I have recently purchased a used Majestic Ti frameset and built it up, but have not had the chance to ride it - you know, 0 degree temps and snow put end to those thoughts.

Anyway, has anyone here had one? How do they compare with other Ti frames like Merlin or Seven or Moots? I know it is made by Litespeed, but supposedly has different geometry and different tube dimensions vs other Litespeeds. BTW, I have nothing against LS frames, just to make that clear.

I am wondering about stiffness and handling. 

Anyone have one? Just curious about what to expect.


----------



## SteveD

*I ride a 1999 Merckx Ti AX*

The Ax is similar to the Majestic. The geometry was perfect for me in that the top tube is relatively short. I ride a 60 c-c, and the TT is 58 cm. 

As for stiffness, I've never ever had a problem with the Merckx. My last bike was a Lemon Alpe de Huez (steel) and it suffered from chain rub on steep climbs due to the flex in the bottom bracket.

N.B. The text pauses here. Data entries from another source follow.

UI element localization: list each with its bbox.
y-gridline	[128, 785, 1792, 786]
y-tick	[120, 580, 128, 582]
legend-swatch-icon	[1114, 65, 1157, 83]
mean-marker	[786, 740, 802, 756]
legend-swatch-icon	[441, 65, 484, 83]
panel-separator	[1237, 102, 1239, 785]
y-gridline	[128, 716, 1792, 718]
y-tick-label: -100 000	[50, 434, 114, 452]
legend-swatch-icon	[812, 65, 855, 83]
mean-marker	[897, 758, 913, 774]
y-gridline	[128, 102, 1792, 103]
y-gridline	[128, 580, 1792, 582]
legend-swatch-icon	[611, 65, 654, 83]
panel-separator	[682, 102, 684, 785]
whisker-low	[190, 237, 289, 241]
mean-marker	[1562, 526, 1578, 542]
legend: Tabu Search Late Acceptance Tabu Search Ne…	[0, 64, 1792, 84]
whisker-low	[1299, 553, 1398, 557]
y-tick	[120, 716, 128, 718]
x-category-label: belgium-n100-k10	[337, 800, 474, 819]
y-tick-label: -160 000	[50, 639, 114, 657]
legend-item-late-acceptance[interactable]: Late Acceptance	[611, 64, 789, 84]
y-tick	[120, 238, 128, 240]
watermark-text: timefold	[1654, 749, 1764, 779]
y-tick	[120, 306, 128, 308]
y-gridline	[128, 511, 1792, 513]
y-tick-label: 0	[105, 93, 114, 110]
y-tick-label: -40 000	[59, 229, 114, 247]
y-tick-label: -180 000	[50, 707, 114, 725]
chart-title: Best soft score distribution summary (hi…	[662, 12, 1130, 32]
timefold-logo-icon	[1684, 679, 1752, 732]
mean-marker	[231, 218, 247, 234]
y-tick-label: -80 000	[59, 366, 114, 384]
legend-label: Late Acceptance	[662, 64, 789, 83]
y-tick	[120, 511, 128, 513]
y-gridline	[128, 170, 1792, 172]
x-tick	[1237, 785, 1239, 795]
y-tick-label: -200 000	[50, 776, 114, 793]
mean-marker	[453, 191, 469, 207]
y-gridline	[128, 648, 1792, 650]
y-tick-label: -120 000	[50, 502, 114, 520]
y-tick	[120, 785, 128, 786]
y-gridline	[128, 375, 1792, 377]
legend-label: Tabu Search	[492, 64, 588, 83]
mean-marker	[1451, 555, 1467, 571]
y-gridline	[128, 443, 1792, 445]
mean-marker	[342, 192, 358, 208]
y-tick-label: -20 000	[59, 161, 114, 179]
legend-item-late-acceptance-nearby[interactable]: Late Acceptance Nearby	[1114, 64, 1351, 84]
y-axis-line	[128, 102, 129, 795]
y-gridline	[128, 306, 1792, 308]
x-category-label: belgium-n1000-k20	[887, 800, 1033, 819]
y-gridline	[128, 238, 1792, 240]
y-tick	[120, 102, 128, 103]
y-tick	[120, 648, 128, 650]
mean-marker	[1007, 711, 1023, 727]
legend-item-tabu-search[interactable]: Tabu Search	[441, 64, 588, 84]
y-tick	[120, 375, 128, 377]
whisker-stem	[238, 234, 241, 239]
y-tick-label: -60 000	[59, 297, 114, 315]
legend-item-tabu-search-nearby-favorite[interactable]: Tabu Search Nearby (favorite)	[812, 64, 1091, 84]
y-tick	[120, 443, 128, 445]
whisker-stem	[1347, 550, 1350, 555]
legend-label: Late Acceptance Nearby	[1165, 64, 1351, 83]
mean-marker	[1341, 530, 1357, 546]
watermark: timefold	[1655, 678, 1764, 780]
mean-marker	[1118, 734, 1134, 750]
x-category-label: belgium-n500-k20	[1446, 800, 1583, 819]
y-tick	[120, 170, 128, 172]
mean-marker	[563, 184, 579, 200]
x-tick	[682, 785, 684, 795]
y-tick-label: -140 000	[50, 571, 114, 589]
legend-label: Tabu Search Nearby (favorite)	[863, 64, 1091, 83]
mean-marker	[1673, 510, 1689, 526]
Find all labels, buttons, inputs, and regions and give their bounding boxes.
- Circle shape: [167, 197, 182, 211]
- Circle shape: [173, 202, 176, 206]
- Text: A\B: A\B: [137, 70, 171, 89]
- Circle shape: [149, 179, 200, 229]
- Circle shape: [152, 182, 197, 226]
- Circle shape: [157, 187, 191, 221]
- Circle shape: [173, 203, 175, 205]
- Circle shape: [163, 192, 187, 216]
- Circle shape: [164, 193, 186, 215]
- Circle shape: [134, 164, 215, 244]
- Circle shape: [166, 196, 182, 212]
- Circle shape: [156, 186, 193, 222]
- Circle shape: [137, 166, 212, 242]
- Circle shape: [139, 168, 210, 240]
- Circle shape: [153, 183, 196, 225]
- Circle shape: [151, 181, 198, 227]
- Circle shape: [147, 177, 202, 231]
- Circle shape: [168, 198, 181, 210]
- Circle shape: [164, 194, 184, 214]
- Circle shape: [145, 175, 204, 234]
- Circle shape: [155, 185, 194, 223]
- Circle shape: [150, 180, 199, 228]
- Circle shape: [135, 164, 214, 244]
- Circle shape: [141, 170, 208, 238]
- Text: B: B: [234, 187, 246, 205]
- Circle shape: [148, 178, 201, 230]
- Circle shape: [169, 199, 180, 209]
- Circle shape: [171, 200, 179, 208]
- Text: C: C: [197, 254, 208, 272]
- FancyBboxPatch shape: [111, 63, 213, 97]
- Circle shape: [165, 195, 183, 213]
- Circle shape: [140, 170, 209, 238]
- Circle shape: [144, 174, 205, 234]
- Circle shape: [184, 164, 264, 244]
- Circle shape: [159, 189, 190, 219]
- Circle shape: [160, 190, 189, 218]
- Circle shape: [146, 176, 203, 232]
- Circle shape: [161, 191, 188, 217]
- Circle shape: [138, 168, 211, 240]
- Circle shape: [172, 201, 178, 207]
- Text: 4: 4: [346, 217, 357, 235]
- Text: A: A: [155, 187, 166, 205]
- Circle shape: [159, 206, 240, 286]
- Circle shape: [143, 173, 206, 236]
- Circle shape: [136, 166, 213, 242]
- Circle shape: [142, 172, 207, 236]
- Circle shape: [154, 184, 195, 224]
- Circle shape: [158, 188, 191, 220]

As for the cold? I rode my Merckx 25 miles yesterday in the snow. What are you waiting for... ;-)


----------



## foggypeake

*Merckx Majestic*

While I must admit that I am partial to titanium (or even Italian steel), I can say that my Merckx Majestic is the best bike that I've ever owned. I've ridden Litespeed, Colnago, Scapin, Giordana, and Novara. I thought that I had reached cycling nirvana when I bought my Litespeed Classic, but due to an idiotic driver, I had to replace it. Initially I was going to get another Litespeed, but the Merckx was about the same price and I was attracted to the Merckx reputation. 

I had some difficulties fitting myself on the bike initially (I tried to mimic my position on the Litespeed, but its a totally different geometry.), but once I got my position "dialed in", I am reluctant to ride anything else. For what its worth, I feel that I am able to deliver more power through the pedal stroke (I'm not sure if this is imagined or real, as I don't have a power meter.).

The bike handles fantastically, and its plenty stiff. Overall, its a magnificent machine and you made a great choice.


----------



## tarwheel2

*Merckx ti*

I also own a Merckx AX, the predecessor to the Majestic. It is essentially the same frame, fitted for a threaded stem and a few other differences. I bought the AX after owning a Corsa .01, so I knew the sizing and geometry would fit me well. Both frames are size 57 and they handle nearly identical. The Corsa does have a chrome steel fork, and is stiffer in the front. The AX has a Serotta carbon fork and is a little smoother on rough pavement. However, the rear stays seem stiffer on the AX, and I'll notice jolts to my rear end and back more if I hit a pothole. Both frames have the same handling feel on winding roads, corners, etc. What I like about Merckx frames is their "neutral" handling. They don't handle too quick or too slow and track very straight. I can take my hands off the bars and peddle indefinitely without the bike veering to one side or the other, and I don't have the greatest balance. The finish and welds on my AX frame are very well done, in the manner of most Litespeed frames. I expect to ride this frame for many years.


----------



## IGotNuthin'

*Merckx Majestic*

I've got one. It's the best all-around high performance road machine I've ever owned.


----------



## saab2000

Here it is. I rode it all last year. The bike fits nicely, but I am not wild about the feel of the titanium. Seems a bit wooden. Also, the fork is flexy. It will be replaced with a Reynolds Ouzo Pro.

Right now it is set up with a Record seatpost and a Flite. Weighs about 17-18 lbs. Nice ride.


----------



## zoikz

*Majestic review*

I've been riding an Elite (db alum) for the last four years. As luck would have it a friend gave me a Majestic he bought at a swap and never built due to a back injury. Both bikes were built with Dura-Ace 9sp with Ksyrium wheels and have the cockpits identically set up. 
Majestic is a high milage, comfortable and predictable bike. But loses big time in the acceleration and climbing catagory. If racing or climbing are priorities the Majestic falls way short. Also being built by Litespeed saps it of a lot of the mystique of it being an eddy. 
I'll prob never get rid of it though. It is really great at laying down big miles. Plus the frame never shows any wear. When I got it, I stripped off the decals, got replacements from Gita sports, threw some clearcoat on it and it looks like it just came off the showroom.


----------



## incahoots

I have ridden the Majestic since 2001. I have really gotten comfortable with the geometry. I may eventually replace the components but I'll keep the frame. I'm going to ride it until someone steals it. The stickers however are the worst. I have ordered a set from Gita but all they have are the small lettered Merckx logo in white or black. Maybe I'll leave it naked ...


----------